Köpeğimizi Strese Soktuğunu Fark Etmeden Yaptığımız 9 Hareket
İnsanlar olarak stres ve onun hakkında konuşmak hayatımızın bir parçası hâline geldi. Hatta hepimiz günlük hayatımızda stresi deneyimliyoruz. Ancak, kulağa ne kadar ilginç gelse de köpekler de tıpkı insanlar gibi çeşitli durumlarda stres yaşayabiliyor. Strese giren bir köpek, aşırı hareketlilik, ilgisizlik, davranış değişiklikleri ya da tekrarlayan davranışlar gibi birçok belirti gösterebilir. Bunların yanı sıra, tüylü dostunuzu üzmeyi asla istemeseniz de gösterdikleri bu belirtileriyle başa çıkma yöntemlerinizle onları daha çok strese sokabilirsiniz.
İşte, bu yüzden, köpekler için stresin ne anlama geldiğini bilmek oldukça önemlidir. Olumlu Bak ekibi olarak, tüylü dostunuz için hep en iyisini yapmak istediğinizi biliyoruz. O yüzden, nelerin köpeklerde strese sebep olduğunu ve onlarla nasıl başa çıkabileceğinizi anlayabilmek için bir araştırma yapmaya karar verdik. Ayrıca, makalemizin sonunda yer alan bonus kısmına bakmaya unutmayın!
1. Köpeğinizi uzun süre yalnız bırakmak
Ayrılık kaygısı ve stres, yalnız kalmaya alışkın olmayan genç köpeklerde oldukça sık görülen bir durumdur. Yaşlı köpekler de kendi kendilerine bakma konusundaki normal yeteneklerini kaybettikleri için ayrılık kaygısından etkilenir. Yalnız kalmaktan kaynaklanan stres, eve döndüğünüzde ya da dışarı çıktığınızda, zarar verici davranışlar, sürekli havlama ya da hırlama olarak kendini gösterebilir. Hatta bazı köpekler tepki göstermek için evin içine tuvaletlerini bile yapabilir.
Uzmanlar, sahiplerinden ayrı kalmaya alışabilmeleri için köpeklerin 6-8 saatten fazla yalnız bırakılmamasını öneriyor. Evden ayrılmadan önce, tüylü dostunuzun kaçmasını önlemek için kapıları ve pencereleri kontrol edin. Yeterince suları ve yiyecekleri olup olmadığına bakın ve oyalanabilmeleri için oyuncaklarının olduğuna emin olun.
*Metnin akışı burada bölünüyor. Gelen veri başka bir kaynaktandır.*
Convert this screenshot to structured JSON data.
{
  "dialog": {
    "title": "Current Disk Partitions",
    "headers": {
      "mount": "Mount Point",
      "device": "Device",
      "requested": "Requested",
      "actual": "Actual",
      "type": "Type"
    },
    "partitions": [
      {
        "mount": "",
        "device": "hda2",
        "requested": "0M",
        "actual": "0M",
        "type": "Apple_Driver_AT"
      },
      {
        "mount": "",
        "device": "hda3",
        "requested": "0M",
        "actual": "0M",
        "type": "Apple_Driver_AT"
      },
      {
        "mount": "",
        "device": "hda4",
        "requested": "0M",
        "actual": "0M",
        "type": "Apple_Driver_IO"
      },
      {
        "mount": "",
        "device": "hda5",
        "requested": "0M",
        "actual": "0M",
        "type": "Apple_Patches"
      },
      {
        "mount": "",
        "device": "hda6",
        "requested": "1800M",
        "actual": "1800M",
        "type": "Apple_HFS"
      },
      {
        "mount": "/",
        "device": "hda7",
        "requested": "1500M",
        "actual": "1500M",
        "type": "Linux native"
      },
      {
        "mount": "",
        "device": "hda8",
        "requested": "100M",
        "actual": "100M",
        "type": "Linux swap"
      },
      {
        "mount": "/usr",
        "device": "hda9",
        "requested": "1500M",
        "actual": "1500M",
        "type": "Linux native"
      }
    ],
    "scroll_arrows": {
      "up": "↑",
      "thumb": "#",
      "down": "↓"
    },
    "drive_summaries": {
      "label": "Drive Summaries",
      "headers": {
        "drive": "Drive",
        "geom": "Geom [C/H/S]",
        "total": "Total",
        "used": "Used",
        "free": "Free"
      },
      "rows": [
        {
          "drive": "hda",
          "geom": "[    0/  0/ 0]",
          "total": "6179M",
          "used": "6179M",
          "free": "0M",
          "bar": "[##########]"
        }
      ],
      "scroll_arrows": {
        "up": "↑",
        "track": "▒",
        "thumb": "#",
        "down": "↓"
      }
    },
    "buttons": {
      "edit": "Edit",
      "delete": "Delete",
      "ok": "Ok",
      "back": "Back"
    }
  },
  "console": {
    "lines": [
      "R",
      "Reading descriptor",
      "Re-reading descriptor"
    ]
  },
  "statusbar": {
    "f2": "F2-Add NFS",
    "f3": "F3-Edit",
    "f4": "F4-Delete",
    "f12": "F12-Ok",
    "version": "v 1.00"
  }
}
Ayrıca, evden çıkmadan önce yaklaşık 20 dakika köpeğinizle ilgilenmeyin. Geri geldiğinizde de aynısını yapın ve sakinleşene kadar köpeğinizi sevmeyin. Ardından, birlikte vakit geçirmeye başlayabilirsiniz.
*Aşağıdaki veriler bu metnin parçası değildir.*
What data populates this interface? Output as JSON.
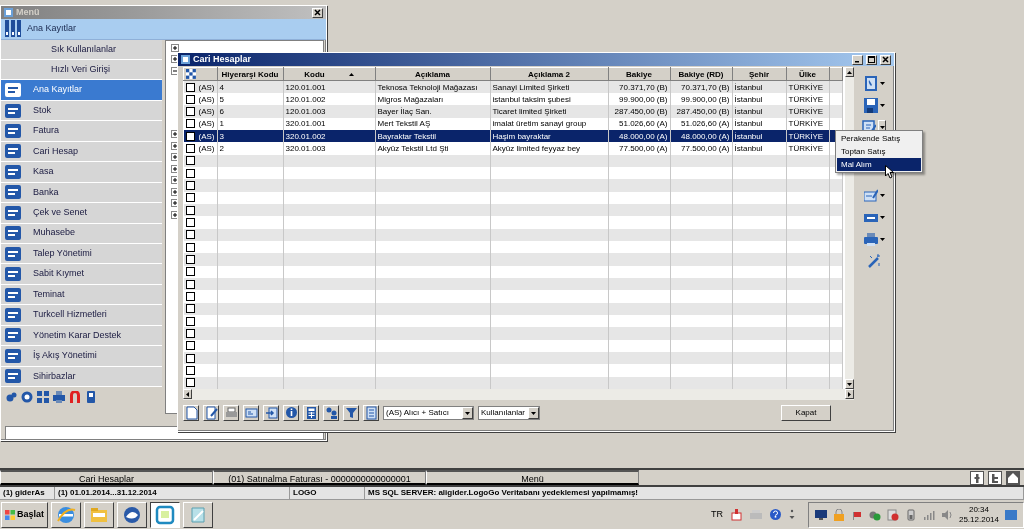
{
  "menu_window": {
    "title": "Menü",
    "header": "Ana Kayıtlar",
    "items": [
      {
        "label": "Sık Kullanılanlar",
        "kind": "plain",
        "selected": false
      },
      {
        "label": "Hızlı Veri Girişi",
        "kind": "plain",
        "selected": false
      },
      {
        "label": "Ana Kayıtlar",
        "kind": "icon",
        "selected": true
      },
      {
        "label": "Stok",
        "kind": "icon",
        "selected": false
      },
      {
        "label": "Fatura",
        "kind": "icon",
        "selected": false
      },
      {
        "label": "Cari Hesap",
        "kind": "icon",
        "selected": false
      },
      {
        "label": "Kasa",
        "kind": "icon",
        "selected": false
      },
      {
        "label": "Banka",
        "kind": "icon",
        "selected": false
      },
      {
        "label": "Çek ve Senet",
        "kind": "icon",
        "selected": false
      },
      {
        "label": "Muhasebe",
        "kind": "icon",
        "selected": false
      },
      {
        "label": "Talep Yönetimi",
        "kind": "icon",
        "selected": false
      },
      {
        "label": "Sabit Kıymet",
        "kind": "icon",
        "selected": false
      },
      {
        "label": "Teminat",
        "kind": "icon",
        "selected": false
      },
      {
        "label": "Turkcell Hizmetleri",
        "kind": "icon",
        "selected": false
      },
      {
        "label": "Yönetim Karar Destek",
        "kind": "icon",
        "selected": false
      },
      {
        "label": "İş Akış Yönetimi",
        "kind": "icon",
        "selected": false
      },
      {
        "label": "Sihirbazlar",
        "kind": "icon",
        "selected": false
      }
    ]
  },
  "records_window": {
    "title": "Cari Hesaplar",
    "columns": [
      {
        "label": "Hiyerarşi Kodu",
        "sorted": false
      },
      {
        "label": "Kodu",
        "sorted": true
      },
      {
        "label": "Açıklama",
        "sorted": false
      },
      {
        "label": "Açıklama 2",
        "sorted": false
      },
      {
        "label": "Bakiye",
        "sorted": false
      },
      {
        "label": "Bakiye (RD)",
        "sorted": false
      },
      {
        "label": "Şehir",
        "sorted": false
      },
      {
        "label": "Ülke",
        "sorted": false
      }
    ],
    "rows": [
      {
        "checked": false,
        "selected": false,
        "cells": [
          "(AS)",
          "4",
          "120.01.001",
          "Teknosa Teknoloji Mağazası",
          "Sanayi Limited Şirketi",
          "70.371,70 (B)",
          "70.371,70 (B)",
          "İstanbul",
          "TÜRKİYE"
        ]
      },
      {
        "checked": false,
        "selected": false,
        "cells": [
          "(AS)",
          "5",
          "120.01.002",
          "Migros Mağazaları",
          "istanbul taksim şubesi",
          "99.900,00 (B)",
          "99.900,00 (B)",
          "İstanbul",
          "TÜRKİYE"
        ]
      },
      {
        "checked": false,
        "selected": false,
        "cells": [
          "(AS)",
          "6",
          "120.01.003",
          "Bayer İlaç San.",
          "Ticaret limited Şirketi",
          "287.450,00 (B)",
          "287.450,00 (B)",
          "İstanbul",
          "TÜRKİYE"
        ]
      },
      {
        "checked": false,
        "selected": false,
        "cells": [
          "(AS)",
          "1",
          "320.01.001",
          "Mert Tekstil AŞ",
          "imalat üretim sanayi group",
          "51.026,60 (A)",
          "51.026,60 (A)",
          "İstanbul",
          "TÜRKİYE"
        ]
      },
      {
        "checked": false,
        "selected": true,
        "cells": [
          "(AS)",
          "3",
          "320.01.002",
          "Bayraktar Tekstil",
          "Haşim bayraktar",
          "48.000,00 (A)",
          "48.000,00 (A)",
          "İstanbul",
          "TÜRKİYE"
        ]
      },
      {
        "checked": false,
        "selected": false,
        "cells": [
          "(AS)",
          "2",
          "320.01.003",
          "Akyüz Tekstil Ltd Şti",
          "Akyüz limited feyyaz bey",
          "77.500,00 (A)",
          "77.500,00 (A)",
          "İstanbul",
          "TÜRKİYE"
        ]
      },
      {
        "checked": false,
        "selected": false
      },
      {
        "checked": false,
        "selected": false
      },
      {
        "checked": false,
        "selected": false
      },
      {
        "checked": false,
        "selected": false
      },
      {
        "checked": false,
        "selected": false
      },
      {
        "checked": false,
        "selected": false
      },
      {
        "checked": false,
        "selected": false
      },
      {
        "checked": false,
        "selected": false
      },
      {
        "checked": false,
        "selected": false
      },
      {
        "checked": false,
        "selected": false
      },
      {
        "checked": false,
        "selected": false
      },
      {
        "checked": false,
        "selected": false
      },
      {
        "checked": false,
        "selected": false
      },
      {
        "checked": false,
        "selected": false
      },
      {
        "checked": false,
        "selected": false
      },
      {
        "checked": false,
        "selected": false
      },
      {
        "checked": false,
        "selected": false
      },
      {
        "checked": false,
        "selected": false
      },
      {
        "checked": false,
        "selected": false
      }
    ],
    "invoice_menu": [
      {
        "label": "Perakende Satış",
        "selected": false
      },
      {
        "label": "Toptan Satış",
        "selected": false
      },
      {
        "label": "Mal Alım",
        "selected": true
      }
    ],
    "filters": [
      {
        "value": "(AS) Alıcı + Satıcı"
      },
      {
        "value": "Kullanılanlar"
      }
    ],
    "close_button": "Kapat"
  },
  "window_tabs": [
    {
      "label": "Cari Hesaplar"
    },
    {
      "label": "(01) Satınalma Faturası - 0000000000000001"
    },
    {
      "label": "Menü"
    }
  ],
  "status_bar": [
    "(1) giderAs",
    "(1) 01.01.2014...31.12.2014",
    "LOGO",
    "MS SQL SERVER: aligider.LogoGo Veritabanı yedeklemesi yapılmamış!"
  ],
  "taskbar": {
    "start": "Başlat",
    "apps": [
      {
        "selected": false
      },
      {
        "selected": false
      },
      {
        "selected": false
      },
      {
        "selected": true
      },
      {
        "selected": false
      }
    ],
    "language": "TR",
    "time": "20:34",
    "date": "25.12.2014"
  }
}
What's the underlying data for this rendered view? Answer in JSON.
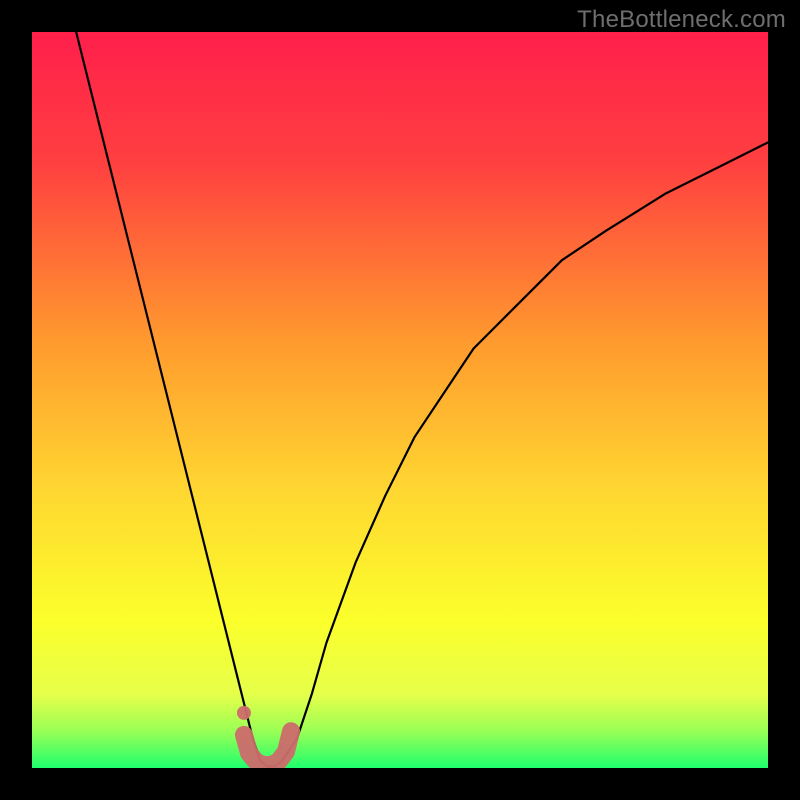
{
  "watermark": "TheBottleneck.com",
  "colors": {
    "gradient_top": "#ff1f4b",
    "gradient_mid1": "#ff7a2e",
    "gradient_mid2": "#ffd631",
    "gradient_mid3": "#fbff2b",
    "gradient_bottom": "#1fff6e",
    "curve": "#000000",
    "highlight": "#cc6c6c",
    "frame_bg": "#000000"
  },
  "chart_data": {
    "type": "line",
    "title": "",
    "xlabel": "",
    "ylabel": "",
    "xlim": [
      0,
      100
    ],
    "ylim": [
      0,
      100
    ],
    "series": [
      {
        "name": "bottleneck-curve",
        "x": [
          6,
          8,
          10,
          12,
          14,
          16,
          18,
          20,
          22,
          24,
          26,
          28,
          29,
          30,
          31,
          32,
          33,
          34,
          36,
          38,
          40,
          44,
          48,
          52,
          56,
          60,
          66,
          72,
          78,
          86,
          94,
          100
        ],
        "y": [
          100,
          92,
          84,
          76,
          68,
          60,
          52,
          44,
          36,
          28,
          20,
          12,
          8,
          4,
          1,
          0.2,
          0.2,
          1,
          4,
          10,
          17,
          28,
          37,
          45,
          51,
          57,
          63,
          69,
          73,
          78,
          82,
          85
        ]
      },
      {
        "name": "highlight-bottom",
        "x": [
          28.8,
          29.5,
          30.5,
          31.5,
          32.5,
          33.5,
          34.5,
          35.2
        ],
        "y": [
          4.5,
          2.0,
          0.8,
          0.4,
          0.4,
          0.9,
          2.2,
          5.0
        ]
      }
    ],
    "annotations": []
  }
}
2. Köpeğinizi çok sıkı bir tasma ile dolaştırmak ve tasmasız koşmasına hiç izin vermemek
Köpekler için dışarıda hareket etmenin gerekli olduğu ve koşarken enerji harcamaktan hoşlandıkları herkesçe bilinen bir gerçektir. Bu, özellikle de apartmanda yaşayan ve evde hareket etmek için yeterli alanı olmayan köpekler için geçerlidir. Eğer yaşadığınız şehir, köpeğinizin tasmasız olarak dolaşması için uygun değilse, köpeğinizin tasmasını ne kadar sıkı tuttuğunuza dikkat etmelisiniz. Sıkı tutulan tasma, köpeğinize sadece (sırt incinmeleri gibi) fiziksel zarar vermekle kalmaz, aynı zamanda strese girmesine de neden olur. Stres, köpeğinizin davranışlarını da etkiler.
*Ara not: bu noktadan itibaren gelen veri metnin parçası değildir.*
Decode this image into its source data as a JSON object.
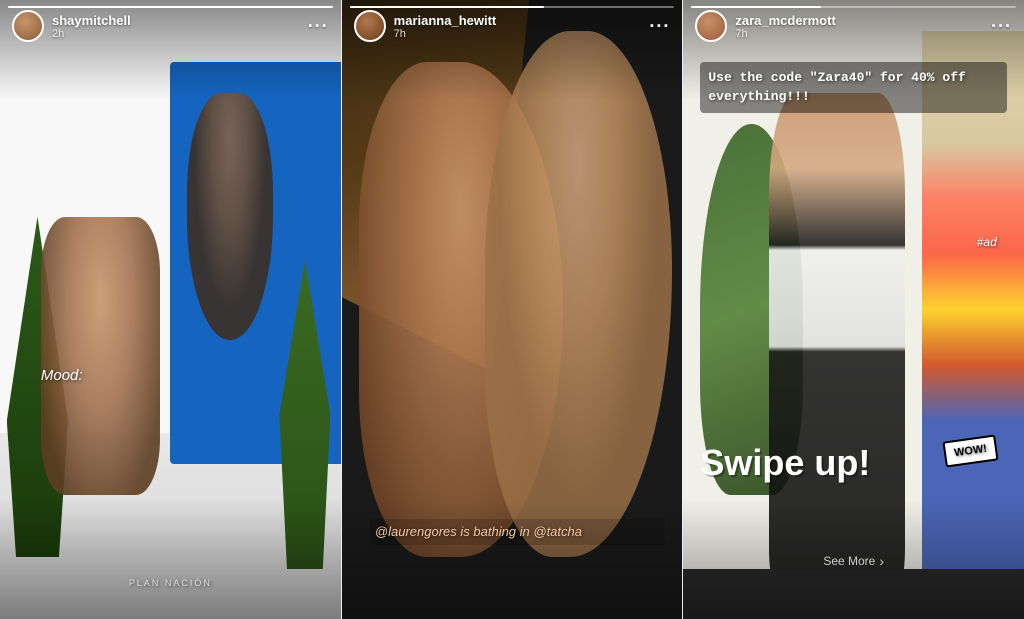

Evcil hayvanınızı, onu serbest bırakabileceğiniz ve özgürce koşmasına izin verebileceğiniz bir meydana, parka veya açık alana götürmeye çalışın. Bunu haftada en az birkaç kez yapmak, köpeğinizin strese girmesini önlemek ve fiziksel olarak iyi bir durumda olmasını sağlamak için iyi bir seçenektir. Ancak, belli bir sebepten dolayı köpeğinizin tasmanı çıkaramıyorsanız, rahatça koşabilmeleri için tasmasını gevşek tutabilirsiniz. Elbette, büyük bir köpeğiniz varsa bunu yapmak çok kolay olmayacaktır. Ancak, yine de birçok farklı seçeneğiniz olduğunu unutmayın. Örneğin, göğüs tasması alabilirsiniz. Göğüs tasmaları, köpeğinizi strese sokmadan dolaştırmanıza yardımcı olacaktır.
3. Katı bir şekilde davranmak
Yapılan bir araştırmaya göre, düşmanca bir ortamda yetişen köpeklerin stres problemi çekme olasılığı daha yüksektir. Sık sık cezalandırmak, bağırmak, tasmasını çekmek ya da sırtlarına bastırarak oturmaya zorlamak, köpeğinizin kaygı duymasına neden olur. Ayrıca, köpeğinizin huysuzlanmasına ve diğer köpeklerle oynamak istememesine de yol açabilir.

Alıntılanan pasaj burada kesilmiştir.